The ultras’ performance is not restricted to ninety minutes at the weekend. It lives through regular interactions throughout the week through the traditional media, conversations and social media. The last of these has become an important public sphere where the way fans and ultras should act or react are debated and discussed. Social media is an important site of the ultras’ performance as the visual style permits groups to create a lasting image of themselves that extends far beyond the stadium and can be spread across the world.
Football fandom has historically been dominated by men. The ultras style, in particular, becomes a site of hegemonic masculinity where participants perform their understandings of gender. Many performances are explicitly masculine, incorporating defence of territory, status, physical and sexual dominance, and violence. These are symbolised in images of warriors, valorised transgressive acts, or images of fraternal solidarity. Each communicates that there is one type of (hegemonic) masculinity that encapsulates the group, in comparison to their feminised rivals. Yet there is nothing explicitly masculine about fandom. Female ultras participate in the rituals, yet also have to navigate the explicit masculinity on display.
Football studies are replete with analyses of hooliganism. Yet ultras are distinct from hooligans. The ‘English style’ of hooliganism has influenced ultras through greater match attendance at international tournaments. Yet violent incidents are still relatively rare. Increasingly, violence is symbolic and displayed in the overtly masculine choreographies and chants of the ultras. The gendered dimension of ultras fandom remains dominant as masculinity underpins much of the symbolic violence in the ultras’ performance.
Ultras grew out of a politically turbulent time in Italian history: the politics of the piazza were taken into the stadium. While some ultras groups retain some ideologically political outlooks, many consider themselves apolitical. Despite this, many still see themselves as nationalist, reflecting the normalcy of the nation-state. Often these descend into racism as groups assert the desired image of their club, nation or region. Few ultras groups follow explicitly ideological politics of left or right. Yet all groups are engaged in football politics and challenging the increased regulation, restriction and criminalisation of many of their activities. This is collected under the banner of ‘Against Modern Football’, which acts as a unifying element of the ultras style. Consequently, the ultras can be considered one of the largest social movements in the world.
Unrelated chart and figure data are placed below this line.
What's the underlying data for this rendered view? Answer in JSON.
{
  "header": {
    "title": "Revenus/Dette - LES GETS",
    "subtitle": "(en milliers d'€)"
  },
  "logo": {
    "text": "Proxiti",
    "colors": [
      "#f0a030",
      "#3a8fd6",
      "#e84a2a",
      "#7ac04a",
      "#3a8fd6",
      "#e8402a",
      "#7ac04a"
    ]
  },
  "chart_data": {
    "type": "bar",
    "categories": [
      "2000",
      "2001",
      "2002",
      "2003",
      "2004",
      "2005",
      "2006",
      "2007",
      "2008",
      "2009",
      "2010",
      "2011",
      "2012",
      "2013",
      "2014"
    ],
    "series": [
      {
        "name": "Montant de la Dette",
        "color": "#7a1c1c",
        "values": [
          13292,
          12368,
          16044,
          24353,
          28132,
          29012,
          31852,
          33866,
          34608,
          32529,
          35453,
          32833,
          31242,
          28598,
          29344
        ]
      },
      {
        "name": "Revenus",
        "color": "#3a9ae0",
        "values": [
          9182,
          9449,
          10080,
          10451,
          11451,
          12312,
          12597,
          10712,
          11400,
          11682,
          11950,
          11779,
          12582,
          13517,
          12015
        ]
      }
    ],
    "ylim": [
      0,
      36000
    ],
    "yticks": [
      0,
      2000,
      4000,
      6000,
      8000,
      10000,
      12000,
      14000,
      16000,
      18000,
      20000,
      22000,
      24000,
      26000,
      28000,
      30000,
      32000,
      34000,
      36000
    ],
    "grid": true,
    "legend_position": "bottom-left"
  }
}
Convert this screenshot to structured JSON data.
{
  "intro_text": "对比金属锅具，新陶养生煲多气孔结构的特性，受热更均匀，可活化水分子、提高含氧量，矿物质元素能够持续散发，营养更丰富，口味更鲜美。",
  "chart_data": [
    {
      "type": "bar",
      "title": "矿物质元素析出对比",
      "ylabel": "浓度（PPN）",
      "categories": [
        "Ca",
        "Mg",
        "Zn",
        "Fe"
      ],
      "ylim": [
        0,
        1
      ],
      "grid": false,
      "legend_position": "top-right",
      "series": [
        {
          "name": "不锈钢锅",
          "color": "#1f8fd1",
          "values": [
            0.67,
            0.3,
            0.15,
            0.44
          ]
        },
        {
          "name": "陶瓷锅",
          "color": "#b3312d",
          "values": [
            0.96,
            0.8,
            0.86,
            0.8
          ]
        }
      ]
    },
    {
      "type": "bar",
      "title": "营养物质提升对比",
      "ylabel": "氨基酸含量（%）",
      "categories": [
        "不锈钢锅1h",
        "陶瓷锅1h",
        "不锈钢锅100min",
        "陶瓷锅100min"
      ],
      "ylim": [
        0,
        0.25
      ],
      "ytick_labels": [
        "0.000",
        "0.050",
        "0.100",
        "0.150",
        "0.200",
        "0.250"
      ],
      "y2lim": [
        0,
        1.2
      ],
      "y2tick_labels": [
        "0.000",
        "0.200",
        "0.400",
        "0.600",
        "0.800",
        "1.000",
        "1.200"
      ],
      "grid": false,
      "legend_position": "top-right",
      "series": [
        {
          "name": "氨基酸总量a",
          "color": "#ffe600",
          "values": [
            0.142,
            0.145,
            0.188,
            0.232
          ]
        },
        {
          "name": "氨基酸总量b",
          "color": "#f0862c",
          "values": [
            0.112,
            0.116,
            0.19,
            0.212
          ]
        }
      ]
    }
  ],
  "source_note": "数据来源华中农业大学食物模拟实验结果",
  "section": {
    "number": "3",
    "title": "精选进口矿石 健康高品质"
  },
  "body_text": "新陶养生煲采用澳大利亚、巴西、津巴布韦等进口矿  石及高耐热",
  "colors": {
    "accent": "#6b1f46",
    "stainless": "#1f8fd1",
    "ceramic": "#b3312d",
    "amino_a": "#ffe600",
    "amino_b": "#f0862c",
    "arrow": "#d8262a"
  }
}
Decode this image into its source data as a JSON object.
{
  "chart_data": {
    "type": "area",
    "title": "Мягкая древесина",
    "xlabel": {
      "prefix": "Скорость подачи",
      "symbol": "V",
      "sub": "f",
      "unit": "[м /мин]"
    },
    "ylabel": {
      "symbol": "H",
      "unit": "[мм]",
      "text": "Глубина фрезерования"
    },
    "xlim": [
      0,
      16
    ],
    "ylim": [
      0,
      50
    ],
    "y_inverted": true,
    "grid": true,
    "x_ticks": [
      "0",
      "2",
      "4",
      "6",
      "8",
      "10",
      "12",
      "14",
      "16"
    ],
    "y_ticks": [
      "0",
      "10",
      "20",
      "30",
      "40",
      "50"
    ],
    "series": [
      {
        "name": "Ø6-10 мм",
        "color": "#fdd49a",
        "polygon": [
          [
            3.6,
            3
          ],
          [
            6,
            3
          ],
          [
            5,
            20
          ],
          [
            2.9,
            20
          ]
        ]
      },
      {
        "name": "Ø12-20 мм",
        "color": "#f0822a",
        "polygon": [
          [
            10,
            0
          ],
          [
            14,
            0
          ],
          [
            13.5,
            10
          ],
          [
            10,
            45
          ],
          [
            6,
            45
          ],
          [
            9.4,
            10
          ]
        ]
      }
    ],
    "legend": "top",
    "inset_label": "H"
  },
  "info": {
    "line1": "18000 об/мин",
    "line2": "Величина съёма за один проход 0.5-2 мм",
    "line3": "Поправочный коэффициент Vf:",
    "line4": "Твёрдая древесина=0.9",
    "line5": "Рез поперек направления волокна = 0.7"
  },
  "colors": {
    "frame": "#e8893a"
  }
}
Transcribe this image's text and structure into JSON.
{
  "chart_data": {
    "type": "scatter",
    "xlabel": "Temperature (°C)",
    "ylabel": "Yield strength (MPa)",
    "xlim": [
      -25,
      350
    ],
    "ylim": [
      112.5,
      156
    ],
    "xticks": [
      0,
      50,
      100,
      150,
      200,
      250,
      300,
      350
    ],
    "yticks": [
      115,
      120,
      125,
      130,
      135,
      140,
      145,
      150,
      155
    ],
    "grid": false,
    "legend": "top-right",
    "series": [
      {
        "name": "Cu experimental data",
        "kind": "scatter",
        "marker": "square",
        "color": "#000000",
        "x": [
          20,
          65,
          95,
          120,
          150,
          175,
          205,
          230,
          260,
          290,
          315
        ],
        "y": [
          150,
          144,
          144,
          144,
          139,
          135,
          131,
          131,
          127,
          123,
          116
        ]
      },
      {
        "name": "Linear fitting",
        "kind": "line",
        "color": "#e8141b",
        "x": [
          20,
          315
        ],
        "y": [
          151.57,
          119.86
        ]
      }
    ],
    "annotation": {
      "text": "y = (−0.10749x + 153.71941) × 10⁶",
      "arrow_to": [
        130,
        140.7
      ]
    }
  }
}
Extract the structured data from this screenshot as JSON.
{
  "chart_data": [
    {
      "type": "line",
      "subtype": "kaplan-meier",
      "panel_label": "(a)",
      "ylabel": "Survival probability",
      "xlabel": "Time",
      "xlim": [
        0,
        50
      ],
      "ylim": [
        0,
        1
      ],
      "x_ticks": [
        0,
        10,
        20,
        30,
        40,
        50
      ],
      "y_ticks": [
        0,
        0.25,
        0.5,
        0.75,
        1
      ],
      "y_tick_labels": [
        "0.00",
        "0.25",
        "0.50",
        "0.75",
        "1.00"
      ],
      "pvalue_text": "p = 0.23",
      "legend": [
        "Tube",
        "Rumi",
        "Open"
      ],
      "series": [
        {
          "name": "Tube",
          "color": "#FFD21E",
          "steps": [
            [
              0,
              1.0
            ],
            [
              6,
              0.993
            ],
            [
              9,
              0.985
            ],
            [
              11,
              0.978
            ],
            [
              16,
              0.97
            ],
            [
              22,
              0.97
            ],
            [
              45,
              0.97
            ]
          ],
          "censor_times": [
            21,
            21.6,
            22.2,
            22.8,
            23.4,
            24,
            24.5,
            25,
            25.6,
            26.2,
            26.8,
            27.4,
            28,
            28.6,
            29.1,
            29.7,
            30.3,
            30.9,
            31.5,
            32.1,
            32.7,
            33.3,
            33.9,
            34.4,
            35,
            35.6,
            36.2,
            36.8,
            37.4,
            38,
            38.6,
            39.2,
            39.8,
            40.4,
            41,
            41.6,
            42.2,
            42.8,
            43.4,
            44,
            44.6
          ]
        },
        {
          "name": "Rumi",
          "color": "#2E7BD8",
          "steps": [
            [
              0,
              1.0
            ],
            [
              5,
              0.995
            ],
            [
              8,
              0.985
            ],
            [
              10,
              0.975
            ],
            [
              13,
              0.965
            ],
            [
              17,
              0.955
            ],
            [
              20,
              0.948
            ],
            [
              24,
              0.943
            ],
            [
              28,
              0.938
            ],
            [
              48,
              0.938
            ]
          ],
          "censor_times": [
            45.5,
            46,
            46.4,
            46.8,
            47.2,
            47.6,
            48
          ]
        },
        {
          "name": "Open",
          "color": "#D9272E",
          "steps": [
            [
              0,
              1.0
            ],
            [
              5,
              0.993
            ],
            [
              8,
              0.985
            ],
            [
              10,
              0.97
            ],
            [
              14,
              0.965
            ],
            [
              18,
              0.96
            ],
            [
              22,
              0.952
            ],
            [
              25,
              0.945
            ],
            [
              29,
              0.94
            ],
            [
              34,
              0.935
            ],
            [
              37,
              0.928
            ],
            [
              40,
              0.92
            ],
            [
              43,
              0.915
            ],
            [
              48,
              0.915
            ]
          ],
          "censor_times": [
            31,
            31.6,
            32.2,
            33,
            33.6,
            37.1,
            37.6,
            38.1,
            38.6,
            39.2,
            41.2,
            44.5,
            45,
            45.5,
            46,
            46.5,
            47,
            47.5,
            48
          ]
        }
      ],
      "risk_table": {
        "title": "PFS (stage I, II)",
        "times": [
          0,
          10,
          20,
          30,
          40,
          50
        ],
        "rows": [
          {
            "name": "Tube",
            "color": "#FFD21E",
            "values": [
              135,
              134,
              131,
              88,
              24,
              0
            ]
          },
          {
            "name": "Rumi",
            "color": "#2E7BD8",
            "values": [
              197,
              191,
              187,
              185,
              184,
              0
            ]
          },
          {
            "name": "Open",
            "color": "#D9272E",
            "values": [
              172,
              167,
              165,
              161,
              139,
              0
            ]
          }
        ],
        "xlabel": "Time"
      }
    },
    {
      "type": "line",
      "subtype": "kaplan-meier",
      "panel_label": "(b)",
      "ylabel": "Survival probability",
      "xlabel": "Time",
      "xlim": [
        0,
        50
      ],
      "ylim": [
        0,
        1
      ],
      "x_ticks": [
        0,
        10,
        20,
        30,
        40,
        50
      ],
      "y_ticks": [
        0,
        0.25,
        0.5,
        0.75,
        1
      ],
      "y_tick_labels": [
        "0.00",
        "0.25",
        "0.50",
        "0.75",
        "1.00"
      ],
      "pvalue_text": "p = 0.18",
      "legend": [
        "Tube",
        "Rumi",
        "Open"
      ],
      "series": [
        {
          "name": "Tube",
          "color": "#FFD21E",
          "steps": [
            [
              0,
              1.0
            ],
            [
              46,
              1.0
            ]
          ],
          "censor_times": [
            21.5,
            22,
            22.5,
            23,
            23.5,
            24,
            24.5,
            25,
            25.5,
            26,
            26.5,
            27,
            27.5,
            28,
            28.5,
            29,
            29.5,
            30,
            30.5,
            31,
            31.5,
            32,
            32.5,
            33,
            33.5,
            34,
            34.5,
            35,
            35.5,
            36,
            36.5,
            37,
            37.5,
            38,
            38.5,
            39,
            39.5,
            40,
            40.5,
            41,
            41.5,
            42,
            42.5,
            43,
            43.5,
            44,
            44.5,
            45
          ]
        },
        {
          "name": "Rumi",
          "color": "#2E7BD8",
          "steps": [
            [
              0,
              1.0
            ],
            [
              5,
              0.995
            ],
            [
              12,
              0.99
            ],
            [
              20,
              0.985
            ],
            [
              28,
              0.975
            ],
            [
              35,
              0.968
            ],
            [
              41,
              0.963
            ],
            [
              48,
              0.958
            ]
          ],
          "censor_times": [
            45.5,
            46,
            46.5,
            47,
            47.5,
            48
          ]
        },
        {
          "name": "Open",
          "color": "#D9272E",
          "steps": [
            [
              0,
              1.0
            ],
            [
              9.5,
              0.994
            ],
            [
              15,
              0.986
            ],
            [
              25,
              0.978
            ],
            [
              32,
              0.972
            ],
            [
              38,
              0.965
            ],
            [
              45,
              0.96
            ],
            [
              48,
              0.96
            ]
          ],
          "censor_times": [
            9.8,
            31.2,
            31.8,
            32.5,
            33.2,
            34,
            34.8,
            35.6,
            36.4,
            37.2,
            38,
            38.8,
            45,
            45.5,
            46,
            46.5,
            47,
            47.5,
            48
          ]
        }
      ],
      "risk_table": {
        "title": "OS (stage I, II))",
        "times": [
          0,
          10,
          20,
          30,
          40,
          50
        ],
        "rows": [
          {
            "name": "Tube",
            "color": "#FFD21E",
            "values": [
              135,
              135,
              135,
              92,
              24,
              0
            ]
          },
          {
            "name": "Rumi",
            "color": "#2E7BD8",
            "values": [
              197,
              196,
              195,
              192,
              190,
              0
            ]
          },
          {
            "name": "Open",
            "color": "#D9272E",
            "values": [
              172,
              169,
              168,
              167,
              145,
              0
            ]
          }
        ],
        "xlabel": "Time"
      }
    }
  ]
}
The ultras reflect a paradox in contemporary football. On the one hand, increasingly commercial clubs enjoy the passion, colour and spectacle that the ultras provide through their performances and this helps market their clubs. On the other, clubs and authorities seek to regulate certain aspects of ultras’ behaviour, including violence, anti-social chanting, use of pyrotechnics and anything that challenges their power. This conflict unifies and emotionally sustains the ultras and provides a critical focus for their activities. These emotions fuel the politics of the social movement of Against Modern Football. In effect, it creates what Albert Camus called a ‘fatal embrace’ where both sides are incapable of uniting and are willing to fight until the end.